Dong-Kyu Lee and colleagues conducted a study on traditional curl- up and curl-up with neck flexion restriction.
Their studies found that traditional curl-up exercise significantly increased the activity of SCM (sternocleido mastoid), whereas, curl-up with neck flexion restriction considerably reduced activation of SCM.
So regular curl-up exercise will over activate the SCM and as we know over active SCM may cause the neck pain. And also person with neck pain may also feel more pain after traditional curl-up exercise.
Method to restrict neck flexion while curl-up
In hook lying (starting curl-up position), ask the patient to move to chin tuck position and ‘lightly touch your right hand on your mandible’ to provide tectile cue for neck flexion restriction during curl-up.
Dong-Kyu Lee and colleagues also found that activity of Rectus abdominis and external oblique was significantly increased during curl-up with neck flexion restriction compare to traditional curl-up.

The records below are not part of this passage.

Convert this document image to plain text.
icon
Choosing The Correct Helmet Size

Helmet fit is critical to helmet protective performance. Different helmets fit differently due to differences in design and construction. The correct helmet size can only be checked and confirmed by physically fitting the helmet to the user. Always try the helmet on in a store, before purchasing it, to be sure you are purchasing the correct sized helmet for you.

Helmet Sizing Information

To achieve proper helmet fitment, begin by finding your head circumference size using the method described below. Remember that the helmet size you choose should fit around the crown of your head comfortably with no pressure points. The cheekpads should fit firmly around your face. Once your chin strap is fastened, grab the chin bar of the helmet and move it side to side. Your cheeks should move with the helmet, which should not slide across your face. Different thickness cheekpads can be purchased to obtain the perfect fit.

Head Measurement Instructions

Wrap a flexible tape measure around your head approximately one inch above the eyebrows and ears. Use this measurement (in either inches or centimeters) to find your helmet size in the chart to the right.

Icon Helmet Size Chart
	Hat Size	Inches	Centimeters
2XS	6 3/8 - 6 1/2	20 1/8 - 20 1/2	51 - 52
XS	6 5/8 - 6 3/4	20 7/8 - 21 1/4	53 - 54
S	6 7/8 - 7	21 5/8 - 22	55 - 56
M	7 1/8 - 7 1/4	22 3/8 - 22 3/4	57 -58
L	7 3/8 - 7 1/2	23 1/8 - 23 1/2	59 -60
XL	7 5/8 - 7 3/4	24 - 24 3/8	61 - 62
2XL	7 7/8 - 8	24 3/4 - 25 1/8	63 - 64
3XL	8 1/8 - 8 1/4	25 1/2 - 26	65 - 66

So,Traditional curl-up can over activate SCM and thereby may cause
• Neck pain
• Back pain as protruded head in long run affects posture of whole spine
Take home message
Curl-up should always be done with neck flexion restriction.
Which reduces SCM over activation and thereby reducing chances of neck pain
- It activates Rectus abdominus and External oblique more which is our goal of curl-up
- Reduces the chances of further increase in pain in neck pain patients.
- Neck flexion restriction is recommended to prevent excessive activation of the superficial cervical flexors during the curl-up exercise.